The pristine exemplar of such a relationship is that of parents and children. Parents don’t care for children because they are contractually obliged to do so. Children don’t earn or bargain for the privilege of being cared for by their parents. It inheres in the relationship itself.

By participating in these networks, we survive. But even more than that, we flourish. And our flourishing, I submit to you, consists precisely in becoming the kind of beings who can make the good of others our own without counting the cost.

In other words, by virtue of our embodiment, we are made for love and friendship.

“Lift your gaze up from inside and look around you to find the weakest and most vulnerable. They may be in places you never expected or didn’t think to look.”

So, what is needed to create and sustain these networks of giving and receiving? Again, not the radical freedom of the atomized individual will to create his or her own future. Instead, what is needed are what MacIntyre has described as the virtues of acknowledged dependence. These virtues of uncalculated giving are just generosity (giving according to need), hospitality (welcoming the stranger), misericordia (making the suffering of others your own). The virtues of graceful receiving are chiefly gratitude (all is gift), which engenders humility (along with openness to the unbidden and tolerance of imperfection), solidarity (we are all in this together), respect for the intrinsic equal dignity of every member of the human family (regardless of condition or circumstance), and truthfulness.

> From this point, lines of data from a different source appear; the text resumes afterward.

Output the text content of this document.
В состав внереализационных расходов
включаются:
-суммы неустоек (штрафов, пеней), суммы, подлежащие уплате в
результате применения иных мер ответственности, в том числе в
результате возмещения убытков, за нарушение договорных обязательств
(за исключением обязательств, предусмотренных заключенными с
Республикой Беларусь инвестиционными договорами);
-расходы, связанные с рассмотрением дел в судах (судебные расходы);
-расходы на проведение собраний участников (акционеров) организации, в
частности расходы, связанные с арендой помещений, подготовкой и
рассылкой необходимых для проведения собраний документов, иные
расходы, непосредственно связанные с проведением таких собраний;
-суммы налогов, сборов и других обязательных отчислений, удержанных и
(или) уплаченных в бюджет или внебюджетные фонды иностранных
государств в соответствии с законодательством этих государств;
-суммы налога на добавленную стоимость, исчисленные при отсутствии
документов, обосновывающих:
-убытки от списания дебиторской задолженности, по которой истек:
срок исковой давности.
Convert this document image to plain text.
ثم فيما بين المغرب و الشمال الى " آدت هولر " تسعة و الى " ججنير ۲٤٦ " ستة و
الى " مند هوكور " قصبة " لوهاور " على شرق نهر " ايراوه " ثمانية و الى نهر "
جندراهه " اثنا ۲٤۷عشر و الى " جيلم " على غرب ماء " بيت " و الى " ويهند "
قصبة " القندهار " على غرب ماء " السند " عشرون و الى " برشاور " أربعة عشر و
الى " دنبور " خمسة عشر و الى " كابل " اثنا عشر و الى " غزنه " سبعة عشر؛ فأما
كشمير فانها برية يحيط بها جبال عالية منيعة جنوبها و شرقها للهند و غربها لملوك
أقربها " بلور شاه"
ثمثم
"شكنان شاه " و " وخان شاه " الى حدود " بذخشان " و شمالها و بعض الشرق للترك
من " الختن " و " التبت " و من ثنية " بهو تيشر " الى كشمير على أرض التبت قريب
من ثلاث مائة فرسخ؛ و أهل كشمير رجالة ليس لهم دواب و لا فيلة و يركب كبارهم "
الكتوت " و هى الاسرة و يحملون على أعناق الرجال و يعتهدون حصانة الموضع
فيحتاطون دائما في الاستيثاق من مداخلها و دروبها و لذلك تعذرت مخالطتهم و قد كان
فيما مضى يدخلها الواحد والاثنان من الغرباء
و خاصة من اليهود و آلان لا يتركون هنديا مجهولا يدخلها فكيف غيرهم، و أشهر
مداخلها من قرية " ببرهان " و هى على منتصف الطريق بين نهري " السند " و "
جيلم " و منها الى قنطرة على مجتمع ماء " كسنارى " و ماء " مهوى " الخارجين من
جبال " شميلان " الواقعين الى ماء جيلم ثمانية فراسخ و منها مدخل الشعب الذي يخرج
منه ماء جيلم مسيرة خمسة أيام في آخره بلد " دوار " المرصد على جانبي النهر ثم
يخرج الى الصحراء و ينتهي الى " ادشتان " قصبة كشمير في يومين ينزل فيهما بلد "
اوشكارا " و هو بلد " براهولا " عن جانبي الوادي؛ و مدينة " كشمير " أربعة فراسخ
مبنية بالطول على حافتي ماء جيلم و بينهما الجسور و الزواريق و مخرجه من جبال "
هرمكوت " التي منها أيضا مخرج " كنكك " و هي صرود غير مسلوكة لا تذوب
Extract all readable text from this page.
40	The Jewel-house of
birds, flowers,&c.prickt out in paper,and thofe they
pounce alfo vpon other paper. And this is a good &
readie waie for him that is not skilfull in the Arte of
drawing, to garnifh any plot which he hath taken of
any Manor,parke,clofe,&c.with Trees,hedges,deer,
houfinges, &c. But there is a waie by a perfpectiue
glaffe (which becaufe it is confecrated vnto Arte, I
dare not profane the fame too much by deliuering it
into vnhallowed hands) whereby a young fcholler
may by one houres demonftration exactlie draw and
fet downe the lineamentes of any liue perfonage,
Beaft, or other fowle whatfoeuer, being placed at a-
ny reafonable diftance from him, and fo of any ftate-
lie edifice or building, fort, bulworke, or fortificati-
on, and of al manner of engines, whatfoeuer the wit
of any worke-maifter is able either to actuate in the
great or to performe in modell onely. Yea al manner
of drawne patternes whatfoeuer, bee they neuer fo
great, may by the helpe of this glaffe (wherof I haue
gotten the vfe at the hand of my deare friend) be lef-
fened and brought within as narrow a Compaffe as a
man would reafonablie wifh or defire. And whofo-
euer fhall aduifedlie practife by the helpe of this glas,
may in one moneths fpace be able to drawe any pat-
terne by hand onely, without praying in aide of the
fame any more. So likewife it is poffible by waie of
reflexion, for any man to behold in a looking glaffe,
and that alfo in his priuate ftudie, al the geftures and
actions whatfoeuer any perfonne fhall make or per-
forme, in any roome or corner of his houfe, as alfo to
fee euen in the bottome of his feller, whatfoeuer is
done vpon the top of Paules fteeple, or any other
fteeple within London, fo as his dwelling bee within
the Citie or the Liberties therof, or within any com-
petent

In other words, the virtues needed to flourish are the virtues of genuine and authentic friendship. To practice these virtues, you need to cultivate your moral imagination to see the faces and hear the voices (even when obscured or silenced by conditions or circumstances) of those who are in need. Lift your gaze up from inside and look around you to find the weakest and most vulnerable. They may be in places you never expected or didn’t think to look.

Genuine human flourishing is not about self-invention and the projection of the will (as important as those might be). It is about loving your neighbor as you love yourself. We are most human when we are caring for one another, especially for the weakest and most vulnerable.

Never forget that love is more important than power.

And to be clear, in this as in other things, you (and I) will fail. A lot. But don’t ever quit. Get back up. As Samuel Beckett said, “Fail again. Fail better.”

Graduates, your parents and I are proud of you. Congratulations once again. And let us again pause to give thanks for this miraculous network of uncalculated giving and graceful receiving that is Thomas Aquinas College.

Take care of yourselves, and more importantly, take care of one another.